Ethel Tawse Jollie


Ethel Maud Tawse Jollie was a writer and political activist in Southern Rhodesia who was the first female parliamentarian in the British overseas empire.

Career

Cookson was born Ethel Maude Cookson in Castle Church, Stafford, the daughter of Samuel Cookson, a doctor. She studied art under Anthony Ludovici at the Slade School of Fine Art where she met her first husband, explorer Archibald Ross Colquhoun. They married at St. Paul′s church, Stafford, on 8 March 1900, and she accompanied her husband on tours across Asia, the Pacific and Africa, before settling in Southern Rhodesia.
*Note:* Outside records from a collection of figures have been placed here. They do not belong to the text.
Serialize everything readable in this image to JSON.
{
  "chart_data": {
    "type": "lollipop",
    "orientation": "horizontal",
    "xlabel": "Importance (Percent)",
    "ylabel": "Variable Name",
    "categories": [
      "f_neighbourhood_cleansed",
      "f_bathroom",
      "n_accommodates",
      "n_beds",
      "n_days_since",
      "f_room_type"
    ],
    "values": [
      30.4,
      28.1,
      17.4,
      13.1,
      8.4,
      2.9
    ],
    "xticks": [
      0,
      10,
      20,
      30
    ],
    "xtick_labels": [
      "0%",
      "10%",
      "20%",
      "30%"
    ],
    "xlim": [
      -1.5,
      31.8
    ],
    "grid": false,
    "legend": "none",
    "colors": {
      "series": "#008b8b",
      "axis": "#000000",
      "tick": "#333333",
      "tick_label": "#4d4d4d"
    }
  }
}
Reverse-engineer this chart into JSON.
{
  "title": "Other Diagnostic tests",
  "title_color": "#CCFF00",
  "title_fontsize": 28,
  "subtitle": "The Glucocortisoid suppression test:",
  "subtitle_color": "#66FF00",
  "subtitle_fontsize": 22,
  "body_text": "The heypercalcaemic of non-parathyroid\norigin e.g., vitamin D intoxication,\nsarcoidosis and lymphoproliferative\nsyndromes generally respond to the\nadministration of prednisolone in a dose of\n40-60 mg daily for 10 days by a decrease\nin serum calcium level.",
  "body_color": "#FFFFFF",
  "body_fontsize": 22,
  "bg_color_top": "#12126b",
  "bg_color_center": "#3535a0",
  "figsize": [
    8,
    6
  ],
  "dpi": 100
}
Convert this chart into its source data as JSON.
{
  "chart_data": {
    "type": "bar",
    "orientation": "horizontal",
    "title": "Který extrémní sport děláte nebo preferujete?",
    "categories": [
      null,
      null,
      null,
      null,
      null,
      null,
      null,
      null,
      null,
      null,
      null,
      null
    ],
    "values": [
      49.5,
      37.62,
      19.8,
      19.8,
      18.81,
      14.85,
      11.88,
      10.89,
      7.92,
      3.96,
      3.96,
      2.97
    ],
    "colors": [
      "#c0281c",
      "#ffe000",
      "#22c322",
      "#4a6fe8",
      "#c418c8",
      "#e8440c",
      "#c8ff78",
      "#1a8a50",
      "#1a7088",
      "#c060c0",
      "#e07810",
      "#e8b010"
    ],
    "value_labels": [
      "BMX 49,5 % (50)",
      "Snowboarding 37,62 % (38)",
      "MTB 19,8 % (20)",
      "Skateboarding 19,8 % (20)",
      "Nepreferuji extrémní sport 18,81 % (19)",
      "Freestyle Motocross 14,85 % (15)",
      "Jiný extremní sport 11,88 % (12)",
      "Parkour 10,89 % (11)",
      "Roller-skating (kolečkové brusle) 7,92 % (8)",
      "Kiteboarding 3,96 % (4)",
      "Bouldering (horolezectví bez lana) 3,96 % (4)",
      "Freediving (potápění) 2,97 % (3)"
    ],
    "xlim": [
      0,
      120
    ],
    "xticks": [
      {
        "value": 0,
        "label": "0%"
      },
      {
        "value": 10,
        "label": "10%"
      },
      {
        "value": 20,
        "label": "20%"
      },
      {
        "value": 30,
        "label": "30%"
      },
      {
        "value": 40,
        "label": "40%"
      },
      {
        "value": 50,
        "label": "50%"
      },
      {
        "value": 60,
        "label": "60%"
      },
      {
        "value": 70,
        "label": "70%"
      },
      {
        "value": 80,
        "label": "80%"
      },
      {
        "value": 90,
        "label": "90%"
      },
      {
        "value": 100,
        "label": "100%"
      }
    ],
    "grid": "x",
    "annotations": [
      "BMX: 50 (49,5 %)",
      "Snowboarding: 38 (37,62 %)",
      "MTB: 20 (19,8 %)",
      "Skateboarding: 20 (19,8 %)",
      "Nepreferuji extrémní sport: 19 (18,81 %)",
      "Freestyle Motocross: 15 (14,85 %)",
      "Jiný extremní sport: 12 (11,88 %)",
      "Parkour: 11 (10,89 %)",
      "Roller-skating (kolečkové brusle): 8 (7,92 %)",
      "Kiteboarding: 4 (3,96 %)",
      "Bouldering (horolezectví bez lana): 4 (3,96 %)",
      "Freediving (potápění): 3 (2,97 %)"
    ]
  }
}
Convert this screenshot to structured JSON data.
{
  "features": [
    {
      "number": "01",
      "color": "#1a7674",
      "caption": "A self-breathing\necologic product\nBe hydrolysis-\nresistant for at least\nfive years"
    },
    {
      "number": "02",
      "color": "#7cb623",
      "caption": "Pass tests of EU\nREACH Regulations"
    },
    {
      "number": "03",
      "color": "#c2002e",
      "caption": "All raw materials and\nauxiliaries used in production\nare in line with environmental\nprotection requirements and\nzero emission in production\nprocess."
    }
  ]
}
After Colquhoun's death on 18 December 1914, she replaced him as editor of United Empire magazine. She later remarried a Rhodesian farmer called John Tawse Jollie.
Tawse Jollie was one of the front figures in the campaign for Rhodesian self-rule, founding the Responsible Government Association in 1917. She was a leading member of the National Service League, the Imperial Maritime League, the British Women's Emigration Society, the Women's Unionist Association, and the Southern Rhodesian Legislative Council. Ethel Tawse Jollie was an avowed anti-suffragist and anti-feminist. She died in Salisbury, Southern Rhodesia, on 21 September 1950.